Through our work and education we have experience in handling large amounts of machine generated data. One group member has experience using a machine data processing tool called Splunk which we ended up using in this project. We saw this as an opportunity to apply our programming and data wrangling knowledge to something which was new to us, which was user experience analysis.
What it does
The solution that we built provides a way to scrape Amazon pages for large amounts of customer review data and hands the user relevant UX data that can be searched and correlated in various manners. Although the demo only currently scrapes data from Amazon, other sources can be easily added on by adding new aggregator modules.
How we built it
We built the project in 2 parts:
- The data collection tool was written in python and is currently able to scrape customer review data from Amazon. The scraper takes the URL of a product listing and is able to bring back thousands of customer reviews which are forwarded to the Splunk server.

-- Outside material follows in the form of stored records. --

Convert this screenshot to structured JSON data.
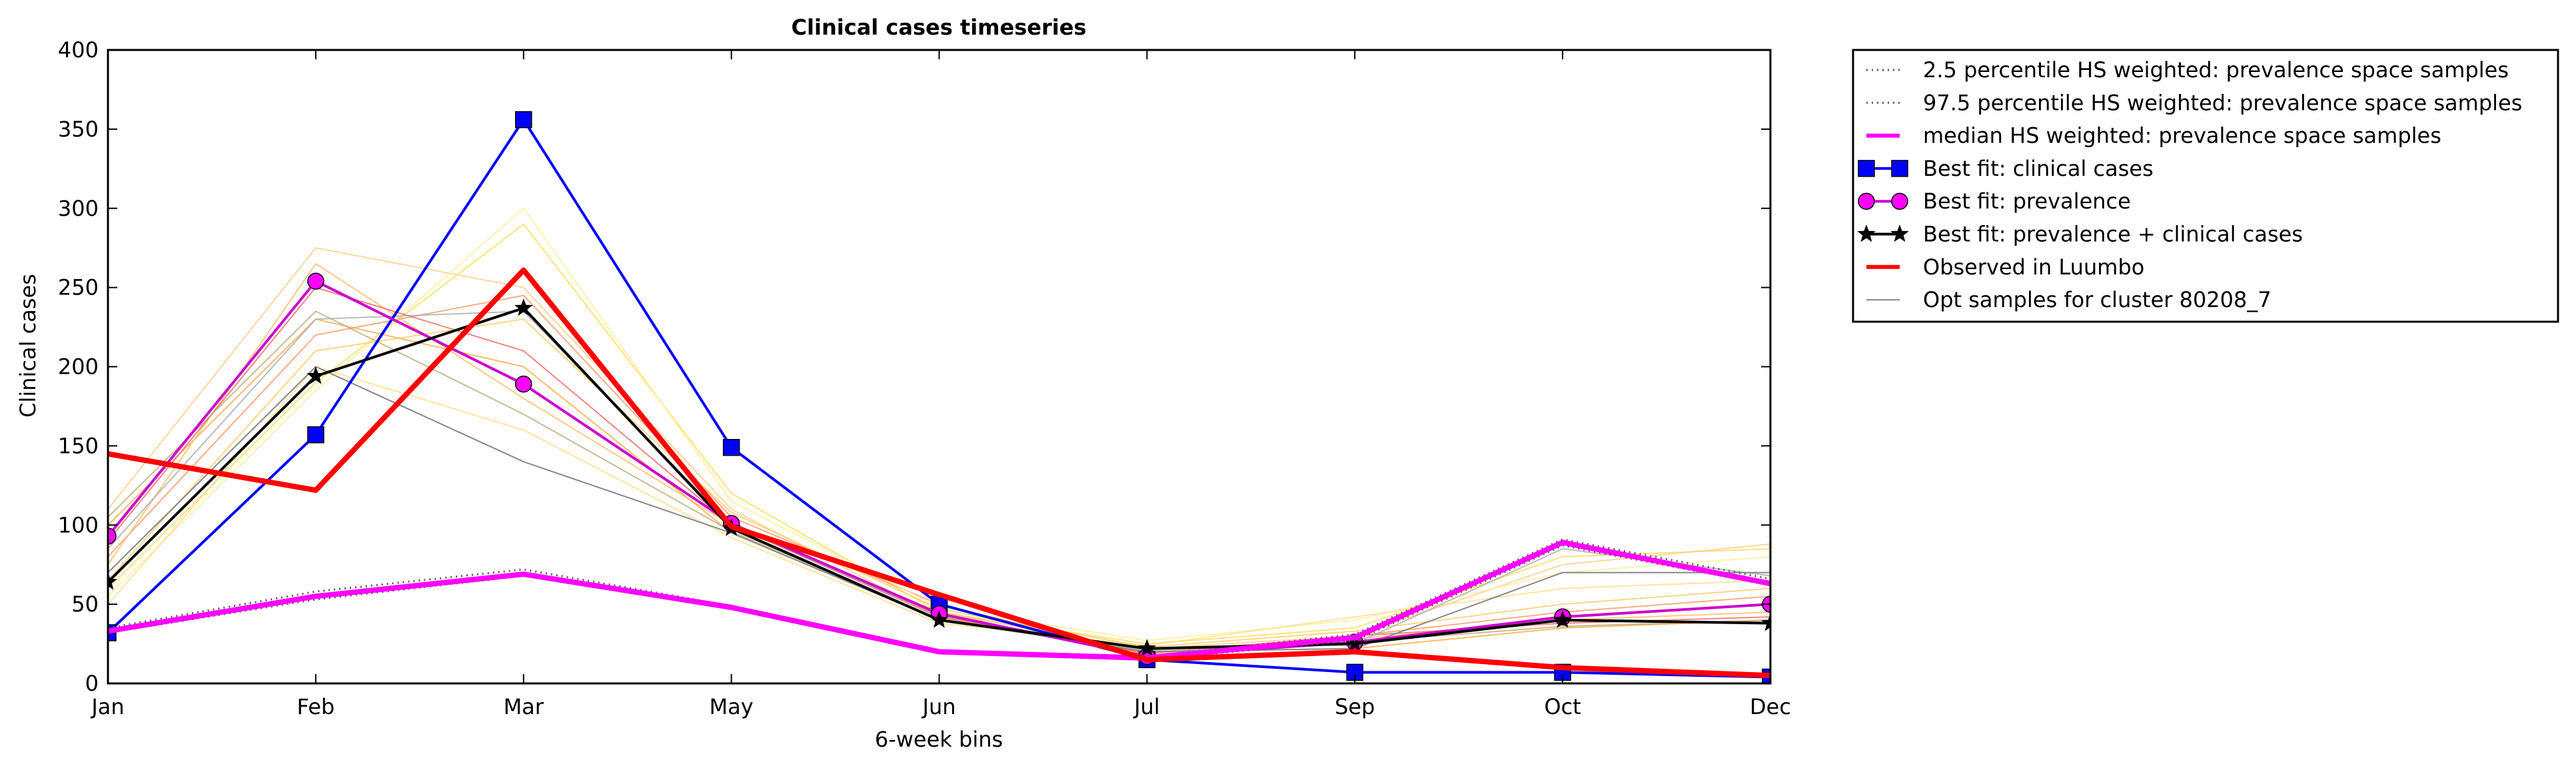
{
  "chart_data": {
    "type": "line",
    "title": "Clinical cases timeseries",
    "xlabel": "6-week bins",
    "ylabel": "Clinical cases",
    "categories": [
      "Jan",
      "Feb",
      "Mar",
      "May",
      "Jun",
      "Jul",
      "Sep",
      "Oct",
      "Dec"
    ],
    "ylim": [
      0,
      400
    ],
    "yticks": [
      0,
      50,
      100,
      150,
      200,
      250,
      300,
      350,
      400
    ],
    "grid": false,
    "legend_position": "outside-right-top",
    "series": [
      {
        "name": "2.5 percentile HS weighted: prevalence space samples",
        "style": "dotted",
        "color": "#555555",
        "values": [
          32,
          53,
          68,
          47,
          20,
          15,
          27,
          87,
          62
        ]
      },
      {
        "name": "97.5 percentile HS weighted: prevalence space samples",
        "style": "dotted",
        "color": "#555555",
        "values": [
          35,
          58,
          72,
          49,
          21,
          17,
          31,
          91,
          66
        ]
      },
      {
        "name": "median HS weighted: prevalence space samples",
        "style": "solid",
        "color": "#ff00ff",
        "values": [
          33,
          55,
          69,
          48,
          20,
          16,
          29,
          89,
          63
        ]
      },
      {
        "name": "Best fit: clinical cases",
        "style": "solid",
        "color": "#0000ff",
        "marker": "square",
        "values": [
          32,
          157,
          356,
          149,
          50,
          15,
          7,
          7,
          4
        ]
      },
      {
        "name": "Best fit: prevalence",
        "style": "solid",
        "color": "#cc00cc",
        "marker": "circle",
        "values": [
          93,
          254,
          189,
          101,
          44,
          17,
          26,
          42,
          50
        ]
      },
      {
        "name": "Best fit: prevalence + clinical cases",
        "style": "solid",
        "color": "#000000",
        "marker": "star",
        "values": [
          64,
          194,
          237,
          98,
          40,
          22,
          25,
          40,
          38
        ]
      },
      {
        "name": "Observed in Luumbo",
        "style": "solid",
        "color": "#ff0000",
        "values": [
          145,
          122,
          261,
          99,
          56,
          15,
          20,
          10,
          5
        ]
      },
      {
        "name": "Opt samples for cluster 80208_7",
        "style": "solid",
        "color": "#888888",
        "values": [
          70,
          200,
          140,
          95,
          40,
          20,
          22,
          70,
          70
        ]
      }
    ],
    "background_samples": [
      {
        "color": "#ffdd55",
        "values": [
          60,
          190,
          290,
          120,
          45,
          25,
          35,
          80,
          85
        ]
      },
      {
        "color": "#ffcc88",
        "values": [
          110,
          275,
          250,
          110,
          42,
          22,
          30,
          75,
          88
        ]
      },
      {
        "color": "#ff9966",
        "values": [
          80,
          220,
          245,
          105,
          50,
          18,
          30,
          45,
          55
        ]
      },
      {
        "color": "#ffee99",
        "values": [
          55,
          185,
          300,
          115,
          48,
          27,
          40,
          70,
          80
        ]
      },
      {
        "color": "#ffaa44",
        "values": [
          100,
          230,
          200,
          95,
          40,
          20,
          22,
          35,
          40
        ]
      },
      {
        "color": "#ffbb66",
        "values": [
          75,
          265,
          180,
          100,
          45,
          21,
          28,
          40,
          45
        ]
      },
      {
        "color": "#ee6666",
        "values": [
          90,
          250,
          210,
          100,
          42,
          19,
          30,
          38,
          42
        ]
      },
      {
        "color": "#ffdd88",
        "values": [
          50,
          200,
          160,
          92,
          38,
          24,
          42,
          60,
          65
        ]
      },
      {
        "color": "#bbaa77",
        "values": [
          105,
          235,
          170,
          96,
          41,
          21,
          26,
          36,
          40
        ]
      },
      {
        "color": "#ffcc66",
        "values": [
          65,
          210,
          230,
          108,
          47,
          23,
          33,
          50,
          60
        ]
      },
      {
        "color": "#aaaaaa",
        "values": [
          85,
          230,
          235,
          100,
          43,
          20,
          25,
          85,
          68
        ]
      }
    ]
  }
}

- The Splunk dashboards were then written in Splunk search language to create understandable and relevant user experience overviews based on the collected data. In addition to the dashboard overviews, data can be searched at any time to investigate further information about how customers feel.
Challenges we ran into
As it turns out, Amazon does not appreciate it when you scrape thousands of user reviews from their site as it involves many HTTP requests which adds load to their servers. As a result, Amazon started blocking our requests to their site from our script. We overcame this however, by randomizing the User-Agent portion of our HTTP request headers. This allowed our script to masquerade as different web browsers on different host systems, making our requests seem like legitimate requests coming from different sources.
Accomplishments that we're proud of
First we are proud of the fact that we were able to produce a working demo in such a short amount of time. Other than that we are proud of how fast we are able to scrape user reviews given the fact that we don't have access to an enterprise API. Using our technique we were still able to scrape ~40 reviews per second. We are also extremely proud of how we were able to present the data in Splunk with simple, but informative charts and graphs that would be useful in analyzing UX data.
What we learned
We learned loads about the ins and outs of HTTP requests and how sites like Amazon attempt to prevent bots from doing scrapes. We also got tons of practice writing regular expressions :). Most of all though, we learned about how to think about what is important to people who analyze UX data, which is not something we had thought of before. None of the group members specialize in UI or UX so this was the biggest learning opportunity for us.
What's next for The Complete Experience
We would like to expand into using more sources such as YouTube to collect UX data. We would also like to leverage professional, enterprise level APIs to gather our data rather than using clunky web scraping techniques.